The concept of "Big Data" is a rather nebulous one. It has been defined by the Gartner Group as "high-volume, "high-velocity and/or high-variety information assets that demand cost-effective, innovative forms of information processing that enable enhanced insight, decision making, and process automation."
However one defines "Big Data", the commercial and legal implications relating to it and its commercialisation are becoming increasingly important.
90% of the data in the world today has been created in the last two years alone.
IBM has estimated that: "Every day, we create 2.5 quintillion bytes of data — so much that 90% of the data in the world today has been created in the last two years alone. This data comes from everywhere: sensors used to gather climate information, posts to social media sites, digital pictures and videos, purchase transaction records, and cell phone GPS signals to name a few. This data is big data."
It is not surprising; therefore, that Big Data has recently attracted the attention of relevant agencies and regulators in Australia. Of particular significance are a recent report by the Bureau of Communications Research, (an independent Commonwealth Government research unit) an Issues Paper released by the Productivity Commission and a set of draft guidelines issued by the Office of the Australian Information Commissioner.
Bureau report on Big Data
The enormous potential economic value of Big Data to national economies has been the subject of a number of recent reports. In terms of the Australian economy, the Bureau estimated that open government data could generate up to $25 billion per year for the Australian economy (or 1.5% of Australia's GDP).
The McKinsey Global Institute study Open Data: Unlocking Innovation and Performance with Liquid Information estimated that $4 trillion in annual economic potential could be unlocked globally through increased efficiency, development of new products and services, and consumer service. Recent UK estimates put the overall economic value of open government data in the UK at $3.7 billion and, when a measure of societal value is included, at between $12.9 billion and $14 billion. The potential value in the US has been estimated at $1.5 trillion and in 2008, the use and re-use of spatial information was estimated to add $1.1 billion in productivity-related benefits to New Zealand's economy. The potential impact of releasing open data in Canada was estimated in 2014 to be in the vicinity of $134 billion.
It has been estimated that the annual economic potential of globally unlocking Big Data could be in the vicinity of $4 trillion per annum.

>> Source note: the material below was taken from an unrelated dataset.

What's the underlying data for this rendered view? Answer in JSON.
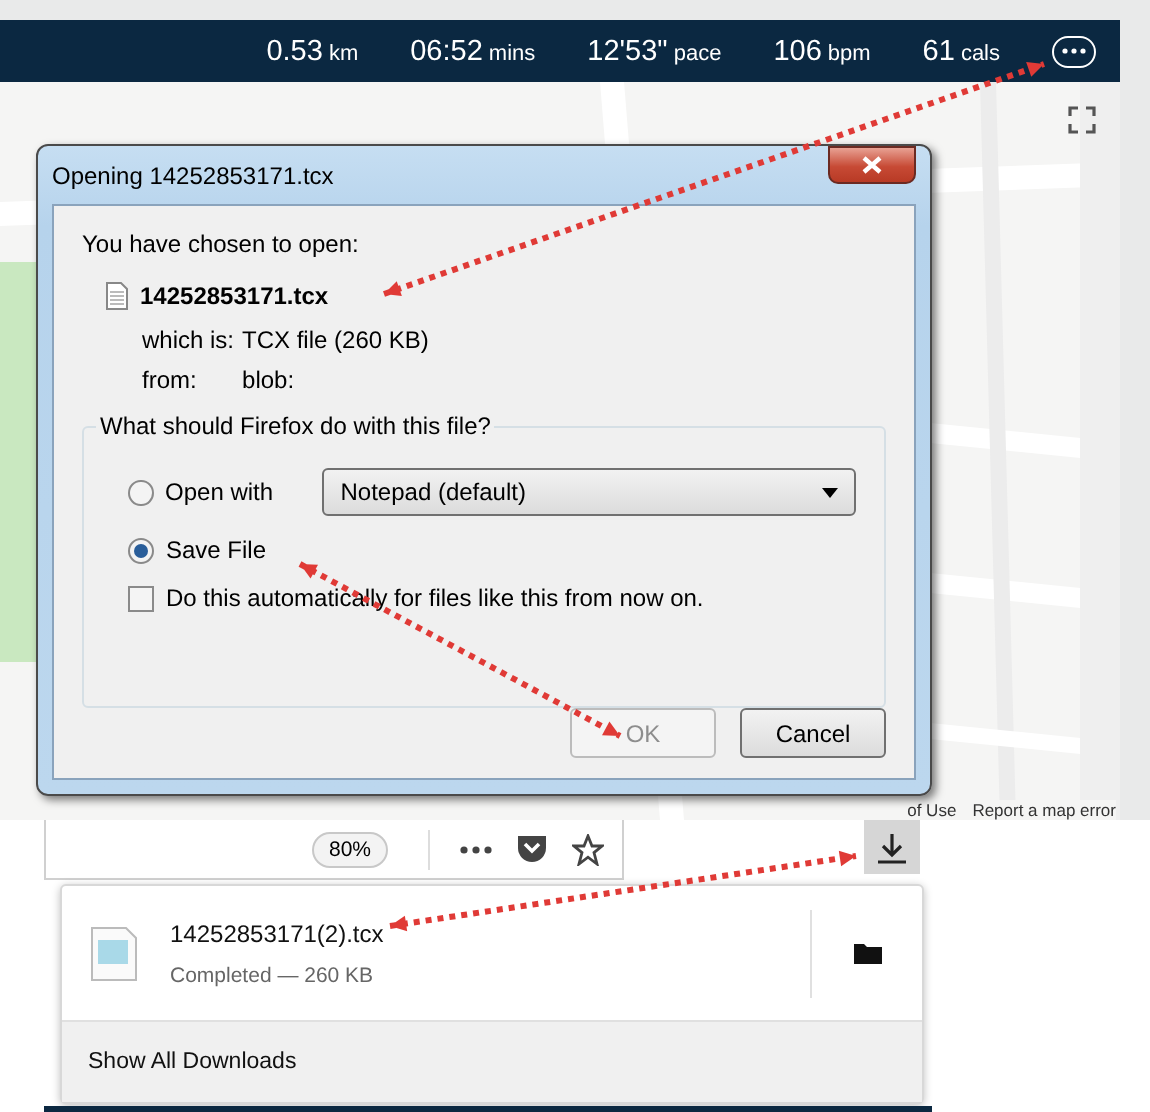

The Bureau, broadly speaking, saw the direct benefits of unlocking government data as revolving around the development of new and customised products and services for business, government and for the community, as well as enhanced job creation and improved tax revenues.
Indirect benefits were considered to include "more engaged and empowered citizens and improved government services". The Bureau cited as an example the US Government's Blue Button initiative, which provides millions of Americans with online access to their own health information. The benefits of doing so are plain, once the previous paperwork-dominated process is considered, under which individuals had to contact multiple parties including health insurance companies, hospitals, clinics, pharmacies and/or laboratories, in order to access their health information.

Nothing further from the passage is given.